So far as we have already gone, the sense of feeling, as well as that of seeing, hath been apply'd to; so that perhaps a man born blind, may, by his better touch than is common to those who have their sight, together with the regular process that has been here given of lines, so feel out the nature of forms, as to make a tolerable judgment of what is beautiful to sight.
Here again our other senses must assist us, notwithstanding in this chapter we shall be more confined to what is communicated to the eye by rays of light; and tho' things must now be consider'd as appearances only; produced and made out merely by means of lights, shades, and colours.
By the various circumstances of which, every one knows we have represented on the flat surface of the looking-glass, pictures equal to the originals reflected by it. The painter too, by proper dispositions of lights, shades, and colours, on his canvas, will raise the like ideas. Even prints, by means of lights and shades alone, will perfectly inform the eye of every shape and distance whatsoever, in which even lines must be consider'd as narrow parts of shade, a number of them, drawn or engrav'd neatly side by side, called hatching, serve as shades in prints, and when they are artfully managed, are a kind of pleasing succedaneum to the delicacy of nature's.
Could mezzo-tinto prints be wrought as accurately as those with the graver, they would come nearest to nature, because they are done without strokes or lines.
I have often thought that a landskip, in the process of this way of representing it, doth a little resemble the first coming on of day. The copper-plate it is done upon, when the artist first takes it into hand, is wrought all over with an edg'd-tool, so as to make it print one even black, like night: and his whole work after this, is merely introducing the lights into it; which he does by scraping off the rough grain according to his design, artfully smoothing it most where light is most required: but as he proceeds in burnishing the lights, and clearing up the shades, he is obliged to take off frequent impressions to prove the progress of the work, so that each proof appears like the different times of a foggy morning, till one becomes so finish'd as to be distinct and clear enough to imitate a day-light piece. I have given this description because I think the whole operation, in the simplest manner, shews what lights and shades alone will do.
As light must always be supposed, I need only speak of such privations of it as are called shades or shadows, wherein I shall endeavour to point out and regularly describe a certain order and arrangement in their appearance, in which order we may conceive different kinds of softnings and modulations of the rays of light which are said to fall upon the eye from every object it sees, and to cause those more or less-pleasing vibrations of the optic nerves, which serve to inform the mind concerning every different shape or figure that presents itself.

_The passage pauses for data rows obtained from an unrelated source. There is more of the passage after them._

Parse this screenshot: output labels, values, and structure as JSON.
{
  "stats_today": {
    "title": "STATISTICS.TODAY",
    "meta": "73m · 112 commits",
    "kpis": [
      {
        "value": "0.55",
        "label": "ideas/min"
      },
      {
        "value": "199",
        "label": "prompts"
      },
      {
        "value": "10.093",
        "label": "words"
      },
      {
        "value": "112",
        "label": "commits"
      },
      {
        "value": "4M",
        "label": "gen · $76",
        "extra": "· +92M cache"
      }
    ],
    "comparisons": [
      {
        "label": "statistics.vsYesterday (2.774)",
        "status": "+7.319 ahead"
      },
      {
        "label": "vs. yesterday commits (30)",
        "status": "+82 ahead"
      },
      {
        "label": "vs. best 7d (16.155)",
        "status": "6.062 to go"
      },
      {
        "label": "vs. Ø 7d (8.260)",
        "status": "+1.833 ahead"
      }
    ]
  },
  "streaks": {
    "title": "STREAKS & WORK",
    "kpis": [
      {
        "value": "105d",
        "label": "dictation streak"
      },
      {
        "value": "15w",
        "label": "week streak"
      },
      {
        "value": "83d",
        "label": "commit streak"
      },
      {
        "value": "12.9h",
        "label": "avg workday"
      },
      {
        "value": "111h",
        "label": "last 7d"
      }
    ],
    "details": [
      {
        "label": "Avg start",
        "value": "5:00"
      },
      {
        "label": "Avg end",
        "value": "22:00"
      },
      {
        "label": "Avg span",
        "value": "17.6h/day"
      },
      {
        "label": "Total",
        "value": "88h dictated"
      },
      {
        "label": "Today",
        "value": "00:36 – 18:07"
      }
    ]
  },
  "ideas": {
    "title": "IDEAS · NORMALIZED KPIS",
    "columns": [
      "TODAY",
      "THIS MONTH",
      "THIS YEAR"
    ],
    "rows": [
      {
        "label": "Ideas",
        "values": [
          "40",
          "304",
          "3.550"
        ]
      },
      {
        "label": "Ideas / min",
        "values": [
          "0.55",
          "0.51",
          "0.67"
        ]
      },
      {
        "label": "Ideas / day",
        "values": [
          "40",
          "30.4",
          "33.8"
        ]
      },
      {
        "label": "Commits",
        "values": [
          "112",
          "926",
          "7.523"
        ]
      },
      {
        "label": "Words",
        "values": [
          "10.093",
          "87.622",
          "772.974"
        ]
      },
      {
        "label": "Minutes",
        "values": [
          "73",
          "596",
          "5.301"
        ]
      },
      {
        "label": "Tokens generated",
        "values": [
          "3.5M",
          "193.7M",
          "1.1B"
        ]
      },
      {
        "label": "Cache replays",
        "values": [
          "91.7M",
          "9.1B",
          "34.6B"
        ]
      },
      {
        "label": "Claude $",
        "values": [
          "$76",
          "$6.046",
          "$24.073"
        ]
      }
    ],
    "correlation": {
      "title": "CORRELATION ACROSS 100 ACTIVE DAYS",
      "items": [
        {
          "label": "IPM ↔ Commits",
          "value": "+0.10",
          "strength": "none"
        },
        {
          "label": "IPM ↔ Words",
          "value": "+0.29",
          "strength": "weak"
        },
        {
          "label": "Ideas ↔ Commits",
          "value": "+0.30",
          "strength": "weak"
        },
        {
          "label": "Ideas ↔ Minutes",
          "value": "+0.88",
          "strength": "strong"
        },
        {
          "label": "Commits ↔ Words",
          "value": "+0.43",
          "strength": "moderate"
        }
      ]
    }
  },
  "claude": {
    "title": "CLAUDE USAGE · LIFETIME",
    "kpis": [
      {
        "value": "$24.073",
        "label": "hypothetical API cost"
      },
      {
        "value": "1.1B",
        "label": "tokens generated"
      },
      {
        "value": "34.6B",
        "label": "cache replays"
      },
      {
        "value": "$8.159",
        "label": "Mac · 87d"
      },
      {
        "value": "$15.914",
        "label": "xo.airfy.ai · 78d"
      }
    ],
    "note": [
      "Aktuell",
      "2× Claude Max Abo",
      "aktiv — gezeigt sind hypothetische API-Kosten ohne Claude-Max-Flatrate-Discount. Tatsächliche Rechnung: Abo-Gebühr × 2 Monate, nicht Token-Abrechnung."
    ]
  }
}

The best light for seeing the shadows of objects truly, is, that which comes in at a common sized window, where the sun doth not shine; I shall therefore speak of their order as seen by this kind of light: and shall take the liberty in the present and following chapter, to consider colours but as variegated shades, which together with common shades, will now be divided into two general parts or branches.
The first we shall call prime tints, by which is meant any colour or colours on the surfaces of objects; and the use we shall make of these different hues will be to consider them as shades to one another. Thus gold is a shade to silver, &c. exclusive of those additional shades which may be made in any degree by the privation of light.
The second branch may be called retiring shades, which gradate or go off by degrees, as figs. [84 and 85 T p. II]. These shades, as they vary more or less, produce beauty, whether they are occasioned by the privation of light, or made by the pencilings of art or nature.